Transmission matrices and lumped parameter models for continuous systems

The use of transmission matrices and lumped parameter models for describing continuous systems is the subject of this study. Non-uniform continuous systems which play important roles in practical vibration problems, e.g., torsional oscillations in bars, transverse bending vibrations of beams, etc., are of primary importance.

A new approach for deriving closed form transmission matrices is applied to several classes of non-uniform continuous segments of one dimensional and beam systems. A power series expansion method is presented for determining approximate transmission matrices of any order for segments of non-uniform systems whose solutions cannot be found in closed form. This direct series method is shown to give results comparable to those of the improved lumped parameter models for one dimensional systems.

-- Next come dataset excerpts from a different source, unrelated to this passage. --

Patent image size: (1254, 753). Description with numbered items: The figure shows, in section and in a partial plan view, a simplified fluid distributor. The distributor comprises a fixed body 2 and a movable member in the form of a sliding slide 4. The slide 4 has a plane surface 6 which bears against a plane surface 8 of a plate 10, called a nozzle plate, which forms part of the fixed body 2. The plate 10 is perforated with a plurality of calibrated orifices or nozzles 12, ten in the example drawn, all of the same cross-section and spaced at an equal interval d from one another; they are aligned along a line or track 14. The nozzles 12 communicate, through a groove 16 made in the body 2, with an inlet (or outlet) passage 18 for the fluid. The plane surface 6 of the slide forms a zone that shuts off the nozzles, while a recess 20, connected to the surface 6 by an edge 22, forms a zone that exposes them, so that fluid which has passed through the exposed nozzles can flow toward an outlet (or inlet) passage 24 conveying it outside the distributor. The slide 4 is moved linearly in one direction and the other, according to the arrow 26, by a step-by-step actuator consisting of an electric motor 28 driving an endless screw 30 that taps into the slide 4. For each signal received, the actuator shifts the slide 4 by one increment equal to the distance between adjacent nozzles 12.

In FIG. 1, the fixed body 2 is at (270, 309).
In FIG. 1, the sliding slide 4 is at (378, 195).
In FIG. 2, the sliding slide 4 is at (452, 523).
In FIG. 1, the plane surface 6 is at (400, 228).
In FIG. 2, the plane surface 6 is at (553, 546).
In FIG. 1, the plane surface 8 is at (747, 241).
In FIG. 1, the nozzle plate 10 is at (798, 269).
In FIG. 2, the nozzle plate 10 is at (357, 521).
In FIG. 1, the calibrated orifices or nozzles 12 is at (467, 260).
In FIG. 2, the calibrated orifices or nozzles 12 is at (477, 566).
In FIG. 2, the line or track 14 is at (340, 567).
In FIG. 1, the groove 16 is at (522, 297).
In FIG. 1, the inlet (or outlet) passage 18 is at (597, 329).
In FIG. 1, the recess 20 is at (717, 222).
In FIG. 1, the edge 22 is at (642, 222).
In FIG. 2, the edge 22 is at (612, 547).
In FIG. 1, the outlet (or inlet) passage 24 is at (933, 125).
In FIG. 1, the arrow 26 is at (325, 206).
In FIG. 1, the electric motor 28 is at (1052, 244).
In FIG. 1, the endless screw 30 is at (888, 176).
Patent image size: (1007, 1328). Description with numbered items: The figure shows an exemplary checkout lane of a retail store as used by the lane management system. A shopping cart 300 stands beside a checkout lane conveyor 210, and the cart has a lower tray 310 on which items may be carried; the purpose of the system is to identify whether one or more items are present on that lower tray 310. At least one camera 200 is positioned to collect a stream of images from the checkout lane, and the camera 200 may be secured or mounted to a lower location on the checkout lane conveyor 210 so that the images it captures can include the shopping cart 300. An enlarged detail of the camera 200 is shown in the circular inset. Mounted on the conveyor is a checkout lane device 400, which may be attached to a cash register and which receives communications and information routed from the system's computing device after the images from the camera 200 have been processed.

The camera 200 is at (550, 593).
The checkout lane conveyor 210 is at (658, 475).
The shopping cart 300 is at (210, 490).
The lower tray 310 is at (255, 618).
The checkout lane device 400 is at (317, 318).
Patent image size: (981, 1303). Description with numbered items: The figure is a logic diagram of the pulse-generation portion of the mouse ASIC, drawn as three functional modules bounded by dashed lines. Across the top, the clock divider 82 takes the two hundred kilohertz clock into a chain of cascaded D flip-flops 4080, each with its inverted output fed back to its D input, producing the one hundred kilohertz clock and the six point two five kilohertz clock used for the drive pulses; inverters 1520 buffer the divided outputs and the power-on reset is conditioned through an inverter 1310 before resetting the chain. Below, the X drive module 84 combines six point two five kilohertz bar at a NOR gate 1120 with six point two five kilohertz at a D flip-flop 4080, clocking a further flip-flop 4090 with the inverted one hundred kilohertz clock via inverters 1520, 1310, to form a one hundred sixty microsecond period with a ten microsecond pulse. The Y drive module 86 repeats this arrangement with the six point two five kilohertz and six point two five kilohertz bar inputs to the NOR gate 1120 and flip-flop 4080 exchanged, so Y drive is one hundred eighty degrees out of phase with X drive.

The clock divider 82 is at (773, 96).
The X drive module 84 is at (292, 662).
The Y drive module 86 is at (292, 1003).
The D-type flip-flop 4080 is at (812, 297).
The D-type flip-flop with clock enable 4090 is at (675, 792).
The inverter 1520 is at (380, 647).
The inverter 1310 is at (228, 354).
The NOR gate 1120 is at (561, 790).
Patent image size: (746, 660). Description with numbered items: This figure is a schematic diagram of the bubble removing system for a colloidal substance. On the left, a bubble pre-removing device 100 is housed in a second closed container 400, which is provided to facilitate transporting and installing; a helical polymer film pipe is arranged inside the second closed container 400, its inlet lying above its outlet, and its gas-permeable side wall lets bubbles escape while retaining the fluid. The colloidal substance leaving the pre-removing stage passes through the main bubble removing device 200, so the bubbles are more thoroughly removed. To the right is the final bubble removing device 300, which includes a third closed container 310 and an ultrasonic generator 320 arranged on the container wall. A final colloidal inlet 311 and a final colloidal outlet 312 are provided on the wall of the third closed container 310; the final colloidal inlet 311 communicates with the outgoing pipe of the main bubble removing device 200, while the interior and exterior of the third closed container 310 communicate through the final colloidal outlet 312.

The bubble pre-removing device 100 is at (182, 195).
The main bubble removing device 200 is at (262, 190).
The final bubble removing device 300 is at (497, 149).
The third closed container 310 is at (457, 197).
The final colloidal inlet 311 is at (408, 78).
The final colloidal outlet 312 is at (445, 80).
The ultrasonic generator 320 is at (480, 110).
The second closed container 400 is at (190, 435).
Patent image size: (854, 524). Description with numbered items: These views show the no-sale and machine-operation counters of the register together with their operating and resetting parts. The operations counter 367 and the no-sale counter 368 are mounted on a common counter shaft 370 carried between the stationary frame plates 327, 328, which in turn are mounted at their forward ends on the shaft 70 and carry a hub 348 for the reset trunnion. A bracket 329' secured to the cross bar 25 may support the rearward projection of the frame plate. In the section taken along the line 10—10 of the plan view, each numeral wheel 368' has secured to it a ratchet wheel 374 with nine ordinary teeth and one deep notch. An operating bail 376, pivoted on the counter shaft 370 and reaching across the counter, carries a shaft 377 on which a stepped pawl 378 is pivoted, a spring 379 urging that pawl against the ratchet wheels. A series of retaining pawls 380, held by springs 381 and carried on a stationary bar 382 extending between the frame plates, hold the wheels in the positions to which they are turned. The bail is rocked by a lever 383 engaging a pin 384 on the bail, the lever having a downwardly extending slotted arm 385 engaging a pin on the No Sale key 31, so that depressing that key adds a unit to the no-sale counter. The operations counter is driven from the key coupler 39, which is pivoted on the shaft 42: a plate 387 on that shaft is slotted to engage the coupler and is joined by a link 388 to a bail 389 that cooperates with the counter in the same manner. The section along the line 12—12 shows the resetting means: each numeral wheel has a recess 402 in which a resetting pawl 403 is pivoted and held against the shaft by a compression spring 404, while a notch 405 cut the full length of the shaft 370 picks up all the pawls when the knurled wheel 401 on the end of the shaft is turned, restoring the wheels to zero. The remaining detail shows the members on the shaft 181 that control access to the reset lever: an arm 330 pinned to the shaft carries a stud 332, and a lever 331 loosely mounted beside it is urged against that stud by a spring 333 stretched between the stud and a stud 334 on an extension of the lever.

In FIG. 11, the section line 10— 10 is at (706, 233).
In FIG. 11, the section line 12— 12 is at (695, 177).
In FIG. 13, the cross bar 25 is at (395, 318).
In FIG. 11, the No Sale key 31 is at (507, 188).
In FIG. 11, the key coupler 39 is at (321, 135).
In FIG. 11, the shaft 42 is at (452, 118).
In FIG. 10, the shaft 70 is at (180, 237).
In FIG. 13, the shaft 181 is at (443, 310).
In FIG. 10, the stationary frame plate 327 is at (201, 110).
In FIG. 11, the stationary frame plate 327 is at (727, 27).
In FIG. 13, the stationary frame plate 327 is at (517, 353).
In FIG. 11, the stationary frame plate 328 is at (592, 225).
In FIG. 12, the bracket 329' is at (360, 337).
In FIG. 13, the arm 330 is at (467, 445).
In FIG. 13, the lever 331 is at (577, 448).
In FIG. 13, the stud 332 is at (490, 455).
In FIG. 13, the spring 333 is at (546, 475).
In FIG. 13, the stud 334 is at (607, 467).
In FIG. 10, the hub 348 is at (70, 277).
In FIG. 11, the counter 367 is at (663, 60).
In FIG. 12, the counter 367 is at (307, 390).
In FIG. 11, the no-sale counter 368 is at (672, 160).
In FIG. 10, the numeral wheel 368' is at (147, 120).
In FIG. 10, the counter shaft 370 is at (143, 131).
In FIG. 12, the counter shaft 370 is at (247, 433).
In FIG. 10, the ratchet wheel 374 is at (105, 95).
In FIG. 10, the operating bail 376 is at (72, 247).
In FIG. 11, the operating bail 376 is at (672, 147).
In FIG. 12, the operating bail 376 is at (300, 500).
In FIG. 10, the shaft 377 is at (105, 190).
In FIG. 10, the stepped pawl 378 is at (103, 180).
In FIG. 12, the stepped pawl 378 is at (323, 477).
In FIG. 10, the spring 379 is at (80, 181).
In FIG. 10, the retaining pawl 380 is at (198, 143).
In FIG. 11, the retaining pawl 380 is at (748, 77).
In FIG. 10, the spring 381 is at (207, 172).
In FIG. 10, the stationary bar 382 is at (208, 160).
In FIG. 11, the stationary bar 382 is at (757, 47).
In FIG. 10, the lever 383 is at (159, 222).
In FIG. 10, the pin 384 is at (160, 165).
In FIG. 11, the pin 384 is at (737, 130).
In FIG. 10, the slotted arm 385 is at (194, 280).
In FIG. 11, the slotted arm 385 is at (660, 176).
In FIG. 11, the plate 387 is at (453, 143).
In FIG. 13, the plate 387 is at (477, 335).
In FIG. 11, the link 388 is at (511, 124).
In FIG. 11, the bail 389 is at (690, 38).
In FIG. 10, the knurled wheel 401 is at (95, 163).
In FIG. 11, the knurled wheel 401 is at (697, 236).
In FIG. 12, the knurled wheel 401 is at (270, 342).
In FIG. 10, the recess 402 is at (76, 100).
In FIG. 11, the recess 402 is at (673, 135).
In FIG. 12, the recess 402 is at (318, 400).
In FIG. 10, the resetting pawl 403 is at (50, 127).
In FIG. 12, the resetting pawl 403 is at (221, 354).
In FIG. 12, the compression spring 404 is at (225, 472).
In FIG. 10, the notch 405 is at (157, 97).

Four types of lumped parameter models are evaluated on the basis of the uniform continuous one dimensional system by comparing the behavior of the frequency root errors. The lumped parameter models which are based upon a close fit to the low frequency approximation of the exact transmission matrix, at the segment level, are shown to be superior. On this basis an improved lumped parameter model is recommended for approximating non-uniform segments. This new model is compared to a uniform segment approximation and error curves are presented for systems whose areas very quadratically and linearly. The effect of varying segment lengths is investigated for one dimensional systems and results indicate very little improvement in comparison to the use of equal length segments. For purposes of completeness, a brief summary of various lumped parameter models and other techniques which have previously been used to approximate the uniform Bernoulli-Euler beam is a given.